Jun 25, 2004 20:12
I don't have enough time to do this justice, but I'm sitting in a the "Business Center" of my hotel here in this metropolis built on an archipelago, wondering what to say... perhaps I'll just summarize and ramble about my trip since I don't have to be at dinner for 16 minutes. Somewhere upstairs Lars is quixotically pondering where I am and my mom and sister are probably laughing at him. Onwards.
My 15 hour flight here on Monday was due to leave at 11:55 pm, some 5 minutes before the arrival of two things assorted members of my family have been eagerly awaiting: the new Wilco album (myself) and Bill Clinton's autobiography (my, dare I say left-leaning mother). Inside an anonymous airport store that sells a variety of LA kitsch, candy, and plenty of annoyingly glossy magazines were some plastic cases rubberbanded shut marked "My Life Do Not Sell until 6/22/04" My mom eyes this, coveting what's inside, and I step away, fearing the glint in her eye does indeed represent her desire to rip the damn thing open and steal a copy. Which she unceremoniously does, and walks nonchalantly down the terminal and onto the plain.

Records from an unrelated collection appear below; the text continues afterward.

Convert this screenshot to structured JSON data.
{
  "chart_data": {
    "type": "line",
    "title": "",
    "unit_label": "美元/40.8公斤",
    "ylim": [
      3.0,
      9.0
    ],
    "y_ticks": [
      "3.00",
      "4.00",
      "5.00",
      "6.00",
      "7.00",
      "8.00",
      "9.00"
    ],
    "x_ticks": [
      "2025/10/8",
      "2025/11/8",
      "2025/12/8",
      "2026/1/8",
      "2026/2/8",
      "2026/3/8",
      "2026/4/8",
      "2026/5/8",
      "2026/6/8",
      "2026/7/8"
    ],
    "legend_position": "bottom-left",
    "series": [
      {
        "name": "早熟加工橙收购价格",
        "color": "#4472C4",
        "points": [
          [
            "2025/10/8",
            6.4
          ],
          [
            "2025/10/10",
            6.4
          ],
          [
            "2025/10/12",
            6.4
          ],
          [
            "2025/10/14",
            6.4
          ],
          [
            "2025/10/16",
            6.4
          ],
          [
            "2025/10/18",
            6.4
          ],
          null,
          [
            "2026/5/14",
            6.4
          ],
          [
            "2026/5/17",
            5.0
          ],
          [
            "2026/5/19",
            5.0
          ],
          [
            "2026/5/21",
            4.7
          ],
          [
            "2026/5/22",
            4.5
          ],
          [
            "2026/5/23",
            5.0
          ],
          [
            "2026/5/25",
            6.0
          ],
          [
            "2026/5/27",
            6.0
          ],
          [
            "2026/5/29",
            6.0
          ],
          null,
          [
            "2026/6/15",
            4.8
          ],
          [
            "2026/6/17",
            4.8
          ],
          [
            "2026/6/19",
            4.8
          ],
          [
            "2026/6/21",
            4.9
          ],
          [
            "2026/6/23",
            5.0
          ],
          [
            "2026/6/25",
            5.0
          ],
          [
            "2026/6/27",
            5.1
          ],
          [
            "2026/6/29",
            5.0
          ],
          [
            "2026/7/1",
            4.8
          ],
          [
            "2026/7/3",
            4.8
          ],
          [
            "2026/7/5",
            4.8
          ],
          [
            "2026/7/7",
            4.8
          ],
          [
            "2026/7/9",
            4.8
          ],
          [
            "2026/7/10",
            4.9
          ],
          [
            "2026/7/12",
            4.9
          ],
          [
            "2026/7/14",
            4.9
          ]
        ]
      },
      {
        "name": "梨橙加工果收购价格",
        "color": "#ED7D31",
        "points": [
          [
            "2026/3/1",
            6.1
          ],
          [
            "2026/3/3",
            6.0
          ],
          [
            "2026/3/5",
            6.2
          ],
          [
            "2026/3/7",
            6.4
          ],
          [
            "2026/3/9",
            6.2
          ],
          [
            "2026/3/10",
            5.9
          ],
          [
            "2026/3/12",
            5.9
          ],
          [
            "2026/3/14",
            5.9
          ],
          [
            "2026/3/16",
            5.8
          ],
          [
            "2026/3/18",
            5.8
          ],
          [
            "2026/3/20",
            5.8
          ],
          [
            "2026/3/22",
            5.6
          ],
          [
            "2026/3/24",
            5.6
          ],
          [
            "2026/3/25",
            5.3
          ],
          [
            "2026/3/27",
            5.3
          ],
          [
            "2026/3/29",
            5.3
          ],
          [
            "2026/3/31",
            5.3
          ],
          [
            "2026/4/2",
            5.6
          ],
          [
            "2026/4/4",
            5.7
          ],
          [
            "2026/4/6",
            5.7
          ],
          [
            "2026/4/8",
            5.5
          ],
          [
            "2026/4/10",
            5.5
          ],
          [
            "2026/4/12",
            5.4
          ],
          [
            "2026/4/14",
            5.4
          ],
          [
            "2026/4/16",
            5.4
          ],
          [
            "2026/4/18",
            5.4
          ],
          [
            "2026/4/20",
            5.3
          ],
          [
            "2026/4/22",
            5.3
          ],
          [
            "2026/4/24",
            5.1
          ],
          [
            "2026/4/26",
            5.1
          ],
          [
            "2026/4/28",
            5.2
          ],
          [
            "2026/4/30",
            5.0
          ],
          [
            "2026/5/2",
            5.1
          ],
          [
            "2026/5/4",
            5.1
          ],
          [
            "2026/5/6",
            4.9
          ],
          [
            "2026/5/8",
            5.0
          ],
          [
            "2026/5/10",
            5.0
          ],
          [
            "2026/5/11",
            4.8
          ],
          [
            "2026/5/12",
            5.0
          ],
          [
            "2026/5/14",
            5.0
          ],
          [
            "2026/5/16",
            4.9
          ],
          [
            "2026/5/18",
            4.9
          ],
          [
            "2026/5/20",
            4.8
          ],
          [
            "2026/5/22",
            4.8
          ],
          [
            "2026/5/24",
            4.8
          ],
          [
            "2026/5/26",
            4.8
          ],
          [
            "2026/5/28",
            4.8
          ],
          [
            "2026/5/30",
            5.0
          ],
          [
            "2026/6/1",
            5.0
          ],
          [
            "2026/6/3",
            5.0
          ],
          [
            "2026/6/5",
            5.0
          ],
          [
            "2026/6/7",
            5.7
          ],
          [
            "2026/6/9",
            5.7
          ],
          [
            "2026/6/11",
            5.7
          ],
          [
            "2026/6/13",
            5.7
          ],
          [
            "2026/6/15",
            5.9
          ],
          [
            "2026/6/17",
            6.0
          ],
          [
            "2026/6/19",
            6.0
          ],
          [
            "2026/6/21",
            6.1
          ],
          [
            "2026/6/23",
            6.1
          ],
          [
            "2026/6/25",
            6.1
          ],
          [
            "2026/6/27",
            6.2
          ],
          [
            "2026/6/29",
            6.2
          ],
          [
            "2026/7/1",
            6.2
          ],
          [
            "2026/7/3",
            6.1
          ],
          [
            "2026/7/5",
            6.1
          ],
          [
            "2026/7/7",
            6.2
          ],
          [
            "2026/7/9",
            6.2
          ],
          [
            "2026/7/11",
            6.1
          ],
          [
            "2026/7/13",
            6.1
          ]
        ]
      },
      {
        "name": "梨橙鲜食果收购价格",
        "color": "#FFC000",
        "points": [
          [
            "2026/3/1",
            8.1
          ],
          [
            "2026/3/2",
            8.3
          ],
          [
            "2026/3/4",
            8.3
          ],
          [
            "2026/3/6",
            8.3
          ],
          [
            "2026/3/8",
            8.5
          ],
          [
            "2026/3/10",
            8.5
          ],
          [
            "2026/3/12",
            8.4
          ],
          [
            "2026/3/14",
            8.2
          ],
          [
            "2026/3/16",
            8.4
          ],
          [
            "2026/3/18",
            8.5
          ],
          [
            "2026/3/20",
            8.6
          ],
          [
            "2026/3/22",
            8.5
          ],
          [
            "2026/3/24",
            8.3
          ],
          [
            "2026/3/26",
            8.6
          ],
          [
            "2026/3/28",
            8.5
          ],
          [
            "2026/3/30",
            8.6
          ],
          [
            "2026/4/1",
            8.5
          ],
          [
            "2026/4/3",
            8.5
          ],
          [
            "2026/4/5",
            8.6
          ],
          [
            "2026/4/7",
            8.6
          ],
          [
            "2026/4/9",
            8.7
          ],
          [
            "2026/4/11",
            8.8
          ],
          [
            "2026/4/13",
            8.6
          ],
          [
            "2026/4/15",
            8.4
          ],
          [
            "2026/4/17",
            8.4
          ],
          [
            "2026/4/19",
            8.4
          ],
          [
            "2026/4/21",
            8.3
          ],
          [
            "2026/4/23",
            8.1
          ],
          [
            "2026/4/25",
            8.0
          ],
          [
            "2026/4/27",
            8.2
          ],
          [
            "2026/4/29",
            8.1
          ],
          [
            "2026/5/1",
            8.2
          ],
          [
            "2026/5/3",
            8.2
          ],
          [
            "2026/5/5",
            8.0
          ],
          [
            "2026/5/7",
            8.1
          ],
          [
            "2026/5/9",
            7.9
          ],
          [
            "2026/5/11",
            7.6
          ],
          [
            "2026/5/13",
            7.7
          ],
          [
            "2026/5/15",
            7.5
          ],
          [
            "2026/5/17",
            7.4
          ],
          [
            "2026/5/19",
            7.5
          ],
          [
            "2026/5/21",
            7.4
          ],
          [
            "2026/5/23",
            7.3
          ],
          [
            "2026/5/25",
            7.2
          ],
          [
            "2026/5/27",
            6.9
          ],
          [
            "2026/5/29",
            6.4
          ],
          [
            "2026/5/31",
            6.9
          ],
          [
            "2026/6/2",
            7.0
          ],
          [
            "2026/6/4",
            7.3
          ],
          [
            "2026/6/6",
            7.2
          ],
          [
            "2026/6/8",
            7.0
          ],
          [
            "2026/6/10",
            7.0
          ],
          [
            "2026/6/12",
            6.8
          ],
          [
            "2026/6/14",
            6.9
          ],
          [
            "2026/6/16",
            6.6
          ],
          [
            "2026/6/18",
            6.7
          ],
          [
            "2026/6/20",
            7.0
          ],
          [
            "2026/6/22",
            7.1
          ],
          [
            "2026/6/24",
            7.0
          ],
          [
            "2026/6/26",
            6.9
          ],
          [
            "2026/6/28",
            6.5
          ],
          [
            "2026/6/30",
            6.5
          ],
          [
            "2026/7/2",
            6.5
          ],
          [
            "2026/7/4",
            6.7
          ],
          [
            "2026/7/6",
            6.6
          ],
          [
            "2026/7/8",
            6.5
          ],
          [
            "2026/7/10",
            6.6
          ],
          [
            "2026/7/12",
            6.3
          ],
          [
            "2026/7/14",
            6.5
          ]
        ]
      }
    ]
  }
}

Lars shakes his head in a way that adjectives fail to describe (those of you who know him will know what I mean) and we're off.
We arrive on Wednesday morning in Hong Kong in an enormous, empty airport at 6 am which my thevious mother notes was "the most massive public spending effort ever" and somewhere there's a documentary on the subject of who it was built on hydralic jacks and the like. "Better not tell Lars," she says. Later we went up this rickety, Angel's Flight-like railway to the highest peak on HK island - this city is all skyscrapers and mountains - and LArs insisted we go on a hike up to the top and around. He later found a stream he liked very much, "look at this stream guys. Don't you love the babbling sound?" I could kill myself; it is 90 degrees, humid as a sauna and pouring. Then we went through this market which instantly brings Blade runner to mind and bought some fruit and a watch with Mao. The second hand is his arm waving to the masses. Also, the fruit we later discovered to be smelly, as Lars walked into our room and asked "what's that musty smell?" donning a dumbfounded expression. I told him it was my vagina. For dinner we went to some restaurant which immeadiately brought a mix of Dr. Zhivago and a variety of Cirque de Soliel shows to mind and mom (drunkenly) and I (not drunkenly) discussed selling Lucy into the porn industry. I'm late... I'll mention the rest later from Thailand.